A three point plan to help you lose weight for good - expert
New year. New body. At least, that’s the theory.
We go in hard, dieting, sweating and mentally beating ourselves up in search of the body beautiful. And all because the mega-rich diet industry has fooled us into believing the perfect body holds the key to lasting happiness.
That when you can squeeze into those skinny jeans all will be well. That cutting calories is a loftier goal than building a meaningful life.
It’s a clever deception. No wonder they’re rich.
As a psychologist, I don’t support the obsessive, sometimes dangerous, demands people place on themselves to look a certain way, to conform to ideals laid down by a society obsessed with physical appearance. But it’s also deceptive to tell yourself to “love what you’ve got” if it’s an unhealthy size and it prevents you from functioning well and from doing things you would enjoy, with people you love.
If that’s you – if you’re short on strength, energy, flexibility and the ability to physically have fun – it’s time to act.
A THREE-POINT PLAN TO HELP
1. Identify why you want to lose weight. Write it down. The reason must be meaningful. If it doesn’t mean enough to you, you’ll fail. Perhaps not in the short term but over time. That’s why people can often lose weight for an important event — and start to regain as soon as the event is over.
2. Commit to doing things things differently (with food and activity). Doing more of the same will bring you more of the same, faster. This is too obvious to lecture you about, so I won’t.
3. Find and name your hot spots. In other words, your food weaknesses. We all have them. Chocolate? Chips? Cake? Take out? These are things you eat too much of, too often.
Use these three questions to help you:
I have a soft spot for (add food type and quantities)
I most often eat poorly (add time and day)
I eat unhealthily when I feel (identify emotion).
Once you know the answers to these questions and you have acknowledged them and written them down, you just need to put a strategy in place to counter each of them. For example, if evening chocolate is your hotspot then don’t have it in the house, replace what you eat in the evenings with something else, plan something interesting to do at that time. If boredom, for example, is an emotional trigger, then address why you’re so bored.

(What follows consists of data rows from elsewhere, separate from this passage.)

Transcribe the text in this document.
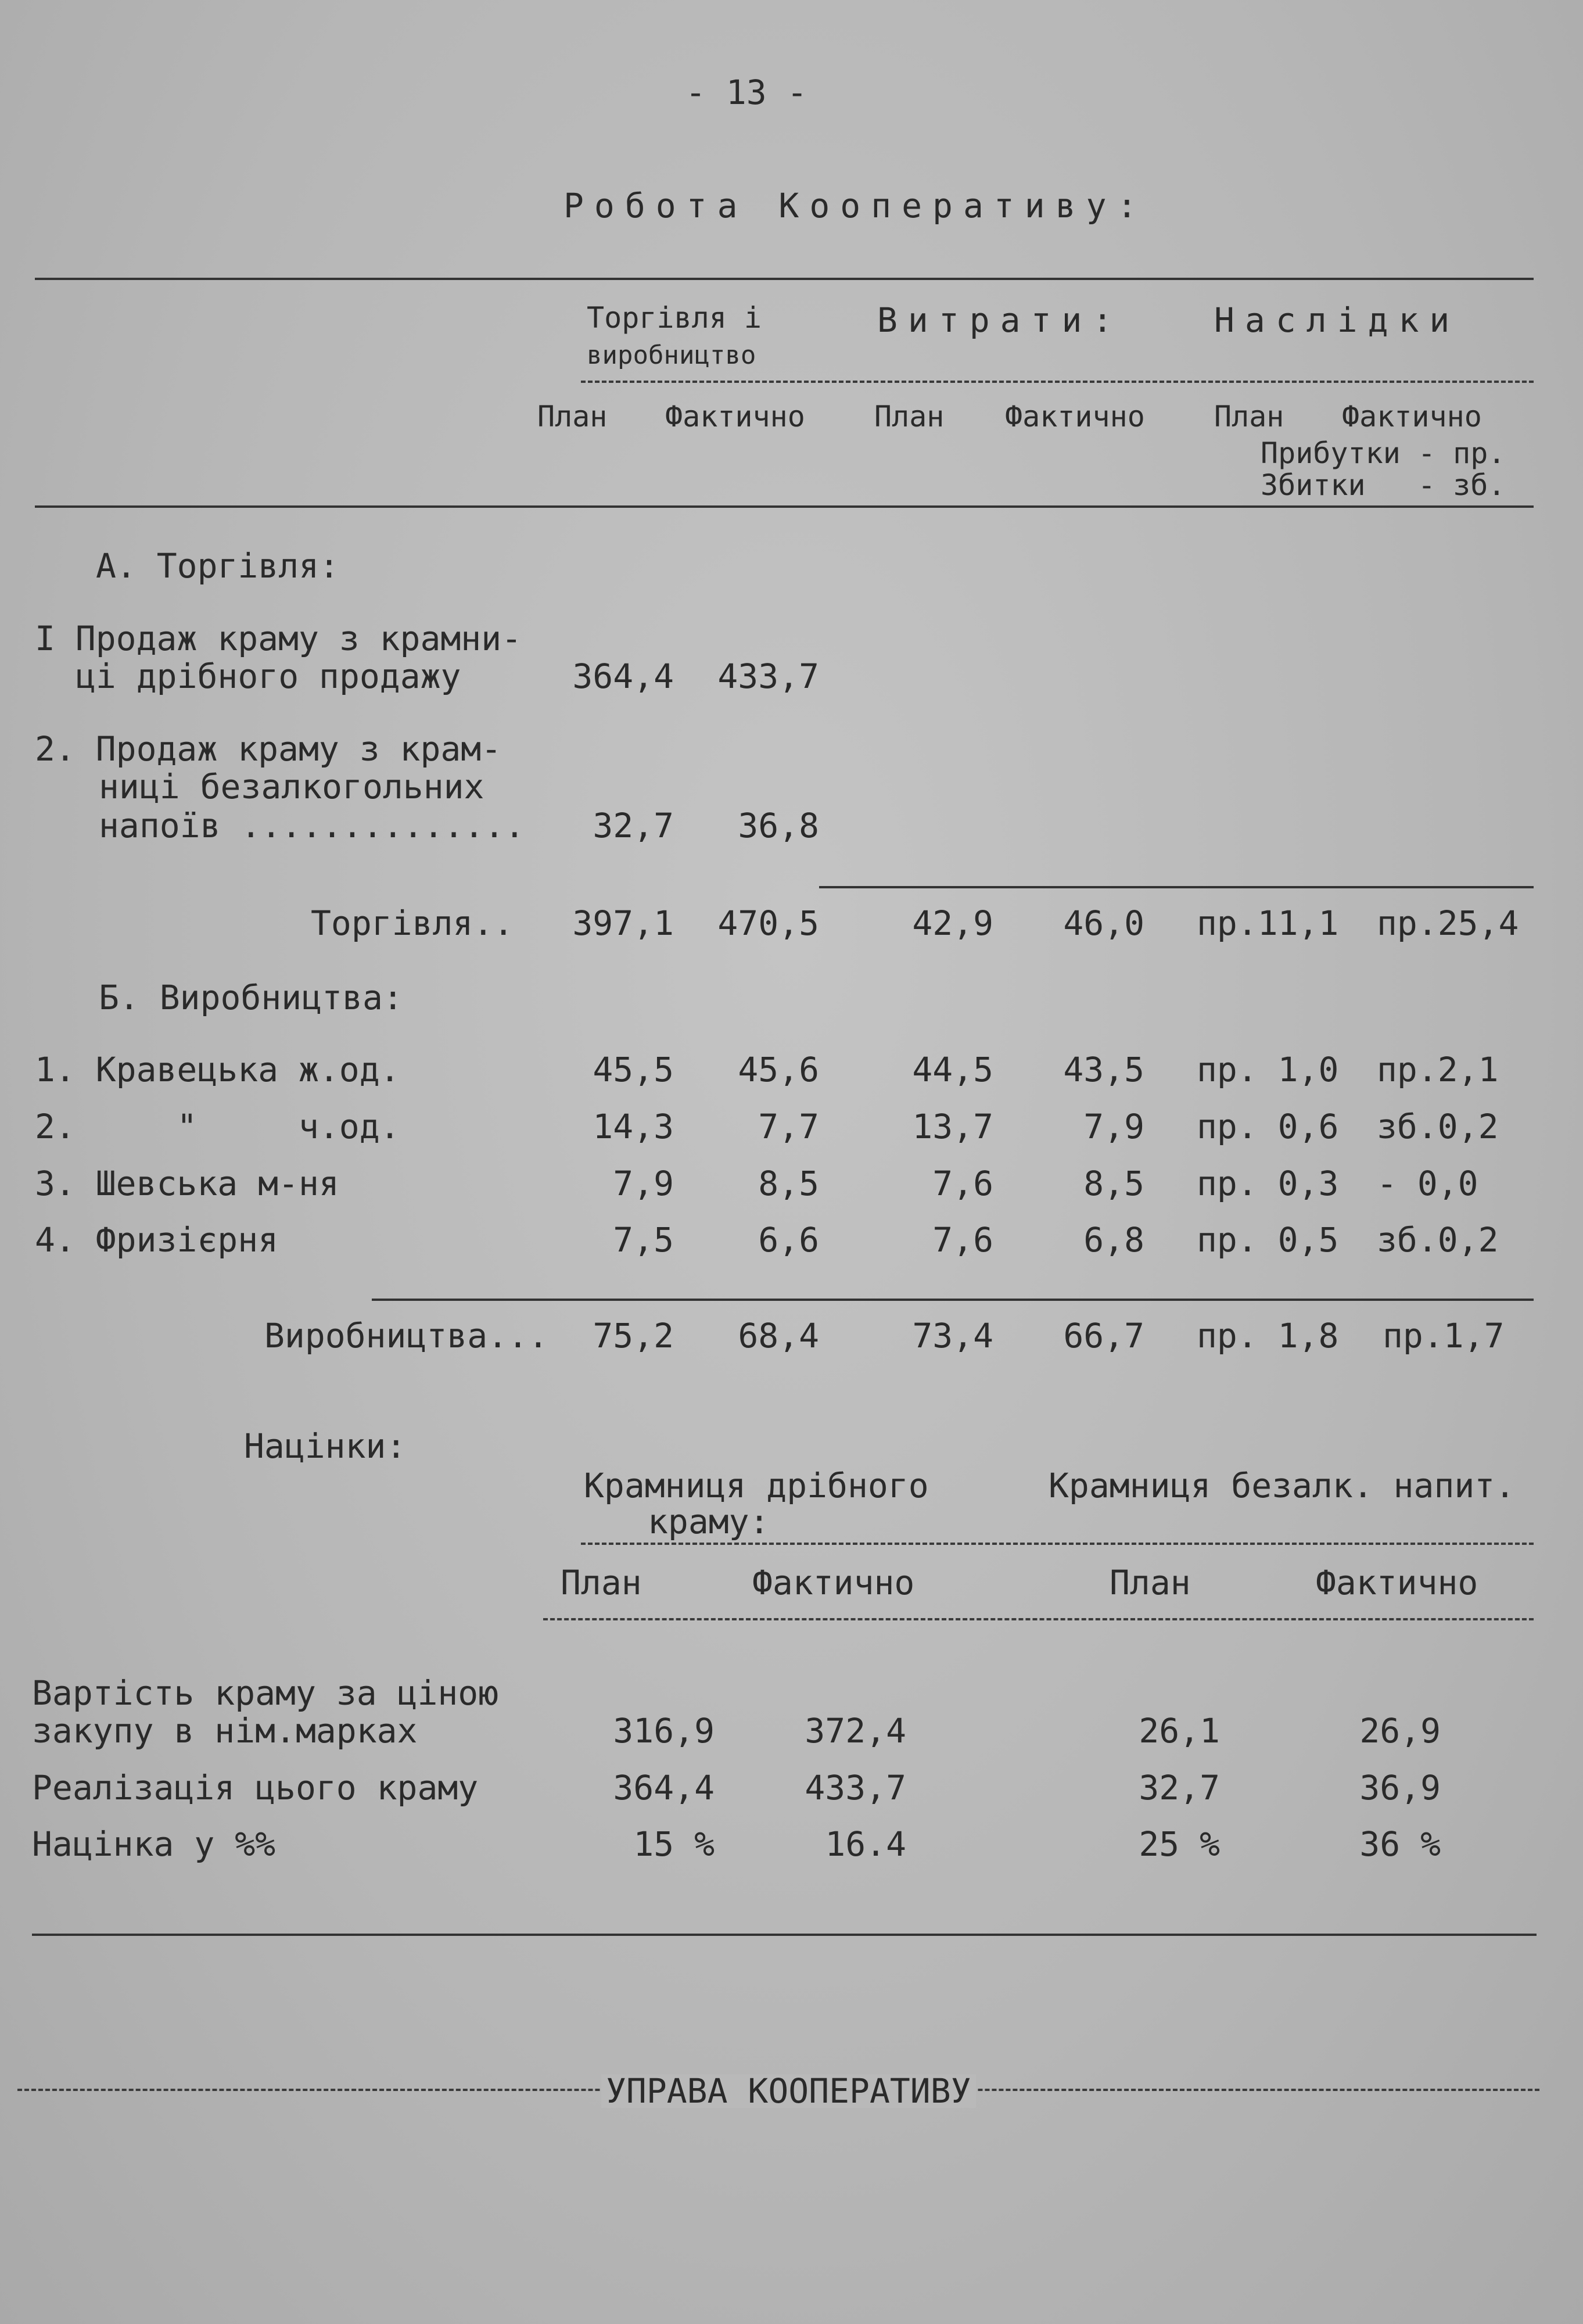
- 13 -
Робота Кооперативу:
Торгівля і
виробництво
Витрати:	Наслідки
План Фактично План Фактично План Фактично
Прибутки - пр.
Збитки   - зб.
А. Торгівля:
I Продаж краму з крамни-
ці дрібного продажу	364,4	433,7
2. Продаж краму з крам-
ниці безалкогольних
напоїв ..............	32,7	36,8
Торгівля..	397,1	470,5	42,9	46,0 пр.11,1 пр.25,4
Б. Виробництва:
1. Кравецька ж.од.	45,5	45,6	44,5	43,5 пр. 1,0 пр.2,1
2.     "     ч.од.	14,3	7,7	13,7	7,9 пр. 0,6 зб.0,2
3. Шевська м-ня	7,9	8,5	7,6	8,5 пр. 0,3 - 0,0
4. Фризієрня	7,5	6,6	7,6	6,8 пр. 0,5 зб.0,2
Виробництва...	75,2	68,4	73,4	66,7 пр. 1,8 пр.1,7
Націнки:
Крамниця дрібного
краму:
Крамниця безалк. напит.
План	Фактично	План	Фактично
Вартість краму за ціною
закупу в нім.марках	316,9	372,4	26,1	26,9
Реалізація цього краму	364,4	433,7	32,7	36,9
Націнка у %%	15 %	16.4	25 %	36 %
УПРАВА КООПЕРАТИВУ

Finally, don’t listen to all the lies. There’s a reason the diet-industry is a multi-billion dollar one, and growing. People will try to trick you. They will tell you their diet is The One, that you only need to cut sugar or carbs or fat or meat or get more sleep or reduce stress or whatever, you are on your way to body nirvana.
You’re not. There is no one-size-fits-all solution to lasting weight loss. But if you reduce your food intake (most important) and you become more active, you will lose weight. You don’t have to run a marathon or become a gym bunny, you just have to eat less and move more than you have been. A daily walk is fine, if you stay with it.
Remember, food is not your enemy. It’s just a thing lying on a plate or hanging out in a bag — it doesn’t want you to obsess about it, nor is it looking to attack you, so don’t hand it the power. Just let it be food.
Most of all, aim to create the Life you want, not the Body.
Too many people pin their hopes and dreams on something they don’t yet have. A new job. A new relationship. Most of all, a different (slimmer) body.
The simple truth is that Happiness is not hiding inside a pair of skinny jeans. So give yourself a break and stop looking there.